Marriage provides a unique and powerful opportunity for us to be conduits of grace and healing but that requires us to pursue hearts. In our pain and disappointment, it can be easy for us to assume motives and attack behaviors. We want the porn to stop because the porn is damaging our relationship, but, in reality, it’s the heart behind it.

We have to be willing to set down our weapons of “behavior modification” and seek true transformation. No amount of threatening, demands, and shame will do that. We can’t shame people into healing. We can’t shame people into heart change.

If you are in a relationship with someone who uses porn and couldn’t give a care to how it affects you, etc, then they’ve revealed their heart. The why and how doesn’t matter if they don’t care to know how it affects their relationship.
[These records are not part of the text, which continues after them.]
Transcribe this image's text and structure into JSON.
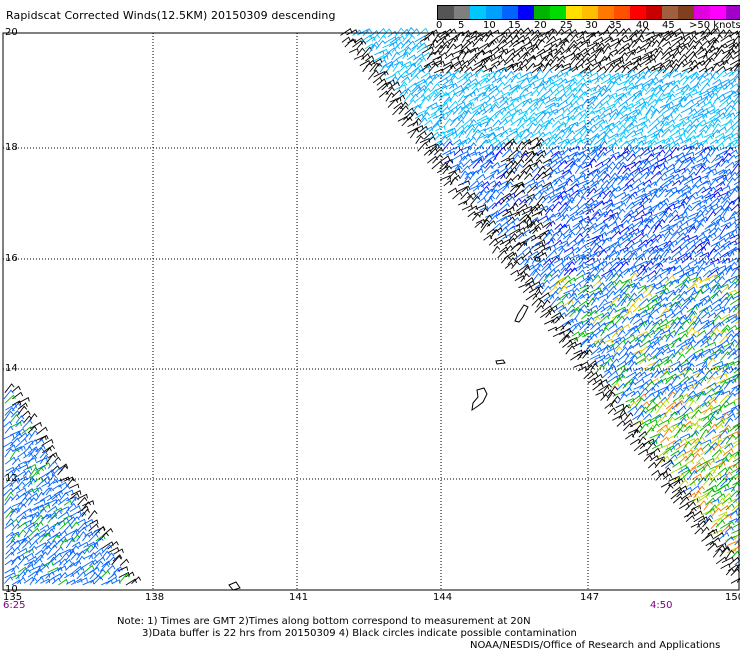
{
  "title": "Rapidscat Corrected Winds(12.5KM) 20150309 descending",
  "colorbar": {
    "colors": [
      "#555555",
      "#7f7f7f",
      "#00c8ff",
      "#00a0ff",
      "#0064ff",
      "#0000ff",
      "#00b400",
      "#00dc00",
      "#ffe000",
      "#ffbe00",
      "#ff7800",
      "#ff5000",
      "#ff0000",
      "#c80000",
      "#a06040",
      "#804020",
      "#e000e0",
      "#ff00ff",
      "#a000c8",
      "#5a0090"
    ],
    "labels": [
      "0",
      "5",
      "10",
      "15",
      "20",
      "25",
      "30",
      "35",
      "40",
      "45",
      ">50 knots"
    ]
  },
  "axes": {
    "lat_labels": [
      "20",
      "18",
      "16",
      "14",
      "12",
      "10"
    ],
    "lon_labels": [
      "135",
      "138",
      "141",
      "144",
      "147",
      "150"
    ]
  },
  "time_labels": {
    "left": "6:25",
    "right": "4:50"
  },
  "notes": {
    "line1": "Note: 1) Times are GMT 2)Times along bottom correspond to measurement at 20N",
    "line2": "3)Data buffer is 22 hrs from 20150309 4) Black circles indicate possible contamination",
    "line3": "NOAA/NESDIS/Office of Research and Applications"
  }
}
But in the case of a spouse who is genuinely struggling. Who wants to stop and understands the damage that it can do to a relationship. A spouse who understands that even if the motivation isn’t the same, the effects are. In situations like this, we have an amazing opportunity to walk a path of grace and healing.

The next couple posts will talk a bit about what that looks like. If that’s your story, though, I encourage you to seek out a licensed Christian counselor who can help you navigate those waters together as a couple.

Should we treat porn like it’s the same as cheating? My answer is no. 

But that doesn’t mean that the effect isn’t as damaging. And both the effects on the offended spouse and the motivation of the offending spouse need to experience healing and grace for there to be true growth and restoration.